3a – Demonstrate fluency in technology systems and the transfer of current knowledge to new technologies and situations – Simply being aware of the elements of differentiated instruction, diverse learning, and UDL resources, the instructor will be able to transfer that knowledge through digital age tools. Through continued use and practice of these elements, the instructor will then easily be able to move that knowledge to the newest and most updated technology tools and situations.
4b – Address the diverse needs of all learners by using learner-centered strategies providing equitable access to appropriate digital tools and resources – Through the use of something like the text-to-audio converters, instructors will be providing all learners equitable access to the lessons and activities provided. This would be true of the virtual math manipulatives that were discussed earlier as well.
CITW – Best Practices
1 Cues, questions, and advanced organizers – In order to make the curriculum accessible to each and every student, a graphic organizer could be used to outline the upcoming unit and to outline expectations. Color-coding and images paired with text-to-audio conversions will provide a big picture of understanding for students.
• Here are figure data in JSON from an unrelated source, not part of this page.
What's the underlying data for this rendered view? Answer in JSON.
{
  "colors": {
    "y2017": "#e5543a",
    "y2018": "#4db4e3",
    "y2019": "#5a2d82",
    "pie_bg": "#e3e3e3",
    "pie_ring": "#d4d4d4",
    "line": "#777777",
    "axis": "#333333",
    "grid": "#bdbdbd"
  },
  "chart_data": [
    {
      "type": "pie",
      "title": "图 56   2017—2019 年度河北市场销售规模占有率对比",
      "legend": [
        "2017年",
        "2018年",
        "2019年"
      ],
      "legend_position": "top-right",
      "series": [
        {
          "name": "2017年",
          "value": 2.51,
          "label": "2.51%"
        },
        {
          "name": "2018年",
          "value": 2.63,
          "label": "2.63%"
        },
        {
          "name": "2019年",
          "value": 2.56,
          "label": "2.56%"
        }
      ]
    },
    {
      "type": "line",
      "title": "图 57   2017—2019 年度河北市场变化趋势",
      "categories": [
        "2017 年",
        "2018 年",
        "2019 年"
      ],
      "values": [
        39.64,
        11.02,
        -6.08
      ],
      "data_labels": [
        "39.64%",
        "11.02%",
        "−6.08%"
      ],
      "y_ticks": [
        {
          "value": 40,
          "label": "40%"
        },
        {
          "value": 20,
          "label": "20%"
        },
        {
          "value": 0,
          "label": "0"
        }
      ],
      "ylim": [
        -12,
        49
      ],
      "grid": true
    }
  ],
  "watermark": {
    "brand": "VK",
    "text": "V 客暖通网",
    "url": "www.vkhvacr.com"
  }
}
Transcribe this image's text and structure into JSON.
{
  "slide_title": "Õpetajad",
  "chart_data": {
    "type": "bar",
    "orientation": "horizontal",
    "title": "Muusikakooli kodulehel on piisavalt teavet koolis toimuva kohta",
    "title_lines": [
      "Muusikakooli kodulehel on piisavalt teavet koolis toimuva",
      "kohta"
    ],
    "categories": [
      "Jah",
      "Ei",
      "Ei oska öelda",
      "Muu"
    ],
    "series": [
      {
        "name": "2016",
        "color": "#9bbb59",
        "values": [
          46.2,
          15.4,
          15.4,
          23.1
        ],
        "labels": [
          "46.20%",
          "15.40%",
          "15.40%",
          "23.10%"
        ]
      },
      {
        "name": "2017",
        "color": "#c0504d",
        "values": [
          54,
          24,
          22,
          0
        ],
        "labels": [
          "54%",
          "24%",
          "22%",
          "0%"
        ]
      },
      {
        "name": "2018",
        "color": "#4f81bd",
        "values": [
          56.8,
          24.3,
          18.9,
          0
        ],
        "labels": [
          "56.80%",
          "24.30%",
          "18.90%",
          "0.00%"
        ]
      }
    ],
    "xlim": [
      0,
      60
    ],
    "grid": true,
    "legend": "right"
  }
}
2 Summarizing and note-taking – As students take notes or summarize particular portions of a lesson or activity, they could run it through a text-to-audio converter program to ensure that what they have written makes sense. The students could also use the converter to read certain portions of the textbook or articles to them, allowing them to focus on what they would need to write down for notes or summaries.
3 Assigning homework and practice – The text-to-audio converter could easily be included in the “face” of my classroom, and the students that are working on homework and practice individually could use it to read the assignments to them, it could help them read the assigned text, and it could even read back their written responses.